RA is a door to the insight that all dharmas are without dirt (rajas). In this stage of the meditation we reflect that although we have experiences which are either pleasant or unpleasant or neutral, the feeling tone is not intrinsic to the experience. Something done once might be pleasant, but done a dozen times may be unpleasant; one day it might thrill us, the next it might bore us. Experience is just experience, and therefore it is "pure". We tend to be attracted to pleasant, and repulsed by the unpleasant. We want to hold onto what attracts us, and to push away what is unpleasant. It is these attempts at holding and pushing away which cause us to suffer, not the bare experience of pleasant or unpleasant. Ultimately experience is just experience.

PA is a door to the insight that all dharmas have been expounded in the ultimate sense (paramārtha). This aspect took me a little time to understand. What I think it means is that when you reach out to determine what underlies experience, or what lies behind it, you can only have another experience. So for instance although I feel embodied I might want to confirm that I have a body. I might reach out my hand and touch myself - this is simply a touch sensation; or I might look down at my body, and this is simply a sight sensation. It's as if we look behind the mirror to see if we can find the object in the mirror, only to find another mirror. This is the true nature of things, the ultimate (paramartha) explanation - we are immersed in experience, and there is nothing beyond this.

CA is a door to the insight that the decrease (cyavana) or rebirth of any dharma cannot be apprehended, because all dharmas do not decrease, nor are they reborn. Because we now know that no 'thing' arises, then we should see that the corollary is that no 'thing' ever ceases. The best we can say is there is experience. Once we start trying to talk about this experience, or that experience; my experience or your experience we are already dividing things up (vijñana) and attributing thingness to them. If there is just experience, then what is it that arises, what that dies?

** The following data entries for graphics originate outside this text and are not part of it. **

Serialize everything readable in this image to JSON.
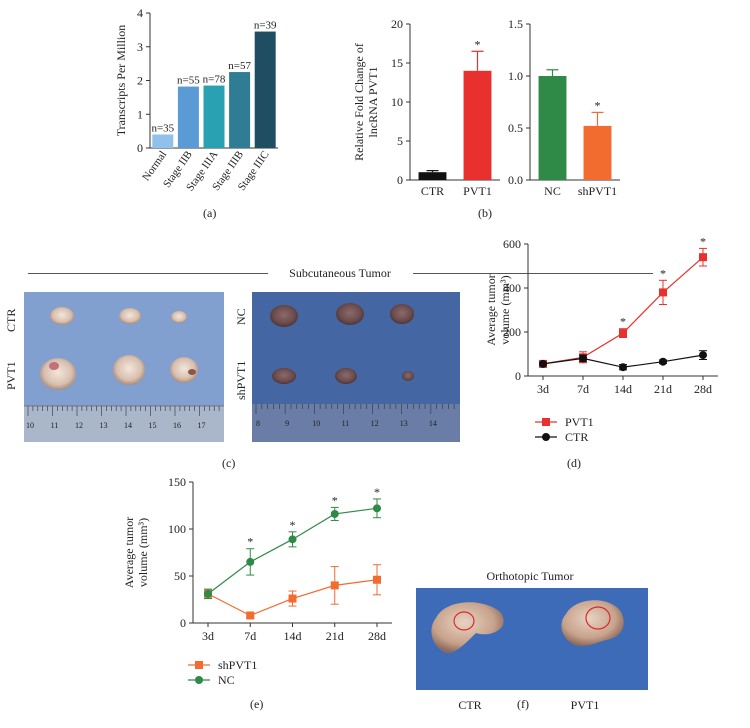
{
  "panel_labels": {
    "a": "(a)",
    "b": "(b)",
    "c": "(c)",
    "d": "(d)",
    "e": "(e)",
    "f": "(f)"
  },
  "chart_data": [
    {
      "id": "a",
      "type": "bar",
      "ylabel": "Transcripts Per Million",
      "categories": [
        "Normal",
        "Stage IIB",
        "Stage IIIA",
        "Stage IIIB",
        "Stage IIIC"
      ],
      "values": [
        0.4,
        1.82,
        1.85,
        2.25,
        3.45
      ],
      "annotations": [
        "n=35",
        "n=55",
        "n=78",
        "n=57",
        "n=39"
      ],
      "colors": [
        "#8fc1ea",
        "#5b9bd5",
        "#2aa0b3",
        "#2e7d94",
        "#1f4e63"
      ],
      "ylim": [
        0,
        4
      ],
      "yticks": [
        "0",
        "1",
        "2",
        "3",
        "4"
      ]
    },
    {
      "id": "b1",
      "type": "bar",
      "ylabel": "Relative Fold Change of lncRNA PVT1",
      "categories": [
        "CTR",
        "PVT1"
      ],
      "values": [
        1,
        14
      ],
      "errors": [
        0.2,
        2.5
      ],
      "colors": [
        "#111111",
        "#e8302e"
      ],
      "significance": [
        "",
        "*"
      ],
      "ylim": [
        0,
        20
      ],
      "yticks": [
        "0",
        "5",
        "10",
        "15",
        "20"
      ]
    },
    {
      "id": "b2",
      "type": "bar",
      "categories": [
        "NC",
        "shPVT1"
      ],
      "values": [
        1.0,
        0.52
      ],
      "errors": [
        0.06,
        0.13
      ],
      "colors": [
        "#2f8a47",
        "#f26b2f"
      ],
      "significance": [
        "",
        "*"
      ],
      "ylim": [
        0,
        1.5
      ],
      "yticks": [
        "0.0",
        "0.5",
        "1.0",
        "1.5"
      ]
    },
    {
      "id": "d",
      "type": "line",
      "ylabel": "Average tumor volume (mm³)",
      "ylabel_lines": [
        "Average tumor",
        "volume (mm³)"
      ],
      "categories": [
        "3d",
        "7d",
        "14d",
        "21d",
        "28d"
      ],
      "ylim": [
        0,
        600
      ],
      "yticks": [
        "0",
        "200",
        "400",
        "600"
      ],
      "significance": [
        "",
        "",
        "*",
        "*",
        "*"
      ],
      "series": [
        {
          "name": "PVT1",
          "color": "#e8302e",
          "marker": "square",
          "values": [
            55,
            85,
            195,
            380,
            540
          ],
          "errors": [
            8,
            25,
            20,
            55,
            40
          ]
        },
        {
          "name": "CTR",
          "color": "#111111",
          "marker": "circle",
          "values": [
            55,
            80,
            40,
            65,
            95
          ],
          "errors": [
            6,
            15,
            12,
            8,
            20
          ]
        }
      ]
    },
    {
      "id": "e",
      "type": "line",
      "ylabel": "Average tumor volume (mm³)",
      "ylabel_lines": [
        "Average tumor",
        "volume (mm³)"
      ],
      "categories": [
        "3d",
        "7d",
        "14d",
        "21d",
        "28d"
      ],
      "ylim": [
        0,
        150
      ],
      "yticks": [
        "0",
        "50",
        "100",
        "150"
      ],
      "significance": [
        "",
        "*",
        "*",
        "*",
        "*"
      ],
      "series": [
        {
          "name": "shPVT1",
          "color": "#f26b2f",
          "marker": "square",
          "values": [
            31,
            8,
            26,
            40,
            46
          ],
          "errors": [
            5,
            2,
            8,
            20,
            16
          ]
        },
        {
          "name": "NC",
          "color": "#2f8a47",
          "marker": "circle",
          "values": [
            31,
            65,
            89,
            116,
            122
          ],
          "errors": [
            5,
            14,
            8,
            7,
            10
          ]
        }
      ]
    }
  ],
  "photo_c": {
    "title": "Subcutaneous Tumor",
    "left_row_labels": [
      "CTR",
      "PVT1"
    ],
    "right_row_labels": [
      "NC",
      "shPVT1"
    ],
    "ruler_left": [
      "10",
      "11",
      "12",
      "13",
      "14",
      "15",
      "16",
      "17"
    ],
    "ruler_right": [
      "8",
      "9",
      "10",
      "11",
      "12",
      "13",
      "14"
    ]
  },
  "photo_f": {
    "title": "Orthotopic Tumor",
    "labels": [
      "CTR",
      "PVT1"
    ]
  }
}
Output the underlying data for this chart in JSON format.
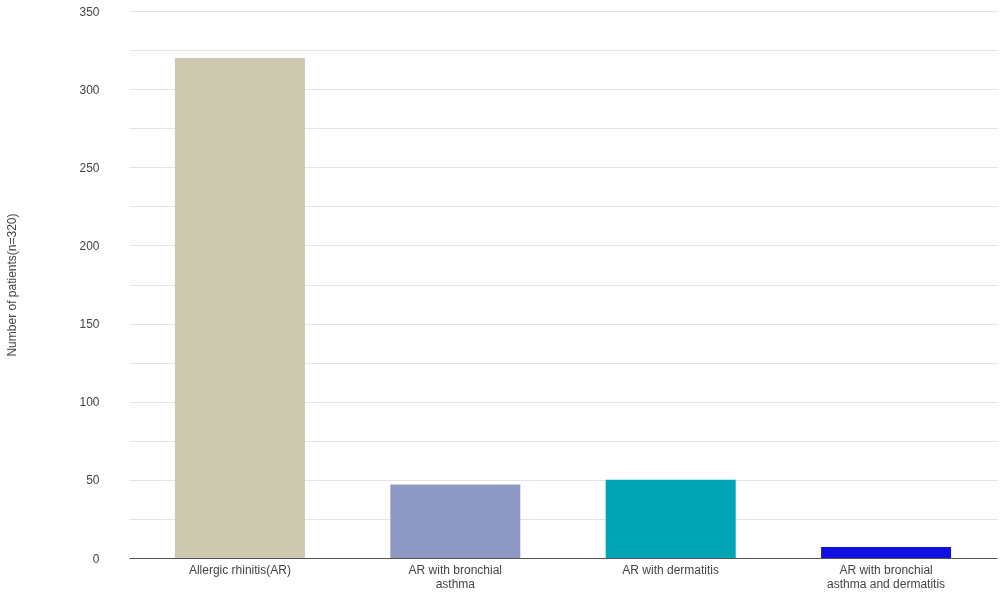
{
  "chart_data": {
    "type": "bar",
    "ylabel": "Number of patients(n=320)",
    "categories": [
      "Allergic rhinitis(AR)",
      "AR with bronchial asthma",
      "AR with dermatitis",
      "AR with bronchial asthma and dermatitis"
    ],
    "values": [
      320,
      47,
      50,
      7
    ],
    "colors": [
      "#cdc9ae",
      "#8e9ac4",
      "#00a4b4",
      "#1010e0"
    ],
    "ylim": [
      0,
      350
    ],
    "yticks": [
      0,
      {
        "value": 25,
        "label": null
      },
      50,
      {
        "value": 75,
        "label": null
      },
      100,
      {
        "value": 125,
        "label": null
      },
      150,
      {
        "value": 175,
        "label": null
      },
      200,
      {
        "value": 225,
        "label": null
      },
      250,
      {
        "value": 275,
        "label": null
      },
      300,
      {
        "value": 325,
        "label": null
      },
      350
    ],
    "grid": "y"
  }
}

NA is a door to the insight that the Names [i.e. nāma] of all dharmas have vanished; the essential nature behind names cannot be gained or lost. Since all we can be aware of is a ceaseless flow of experience, changing from moment to moment, how could any name apply to anything. By the time we have though of a name, the experience has passed and been replaced by another. The very act of conceiving a name is simply a mental experience.

There are of course another 39* letters in the Arapacana alphabet and each was associated with an aspect of experience and meditated on in turn. At the end however the text makes it clear that one is to contemplate how each letter is merely a facet of a larger truth, that each letter is in the long run identical in meaning to all the others. All experiences are impersonal and impermanent. And they are all we have.

One thing I did not mention in my talk was the way in which this meditation practice developed after the Large Perfection of Wisdom text. In the Mahavairocana Tantra the meditation begins in the same way (although substituting the Sanskrit consonants for the Gandhari ones), but then one imaginatively places the letters around the body while visualising oneself as the Buddha. The Sarvatathagatatattvasamgraha Tantra pares the whole thing down to just meditating on the letter a. It is this latter meditation which became important in Shingon, and other Vajrayana lineages - the whole shebang boiled down to contemplating that no things arise.

A recording of my talk and the led meditation are available on the Cambridge Buddhist Centre website. See also other things I've written on the Arapacana Alphabet.

15/3/08. I've just added a page to visblemantra.org which pulls out the bits of the Pañcaviṃśatisāhasrikā Sūtra related to the Wisdom Alphabet meditation, with a few added comments.

*Various versions of the alphabet differ. There are 44 in the Large Perfection of Wisdom Sutra, although the same text when discussing the meditation practice talks about the 42 letters! Other texts have 43 letters. The variation is likely to be related to difficulties representing the sounds of Gandhari from a Sanskrit perspective.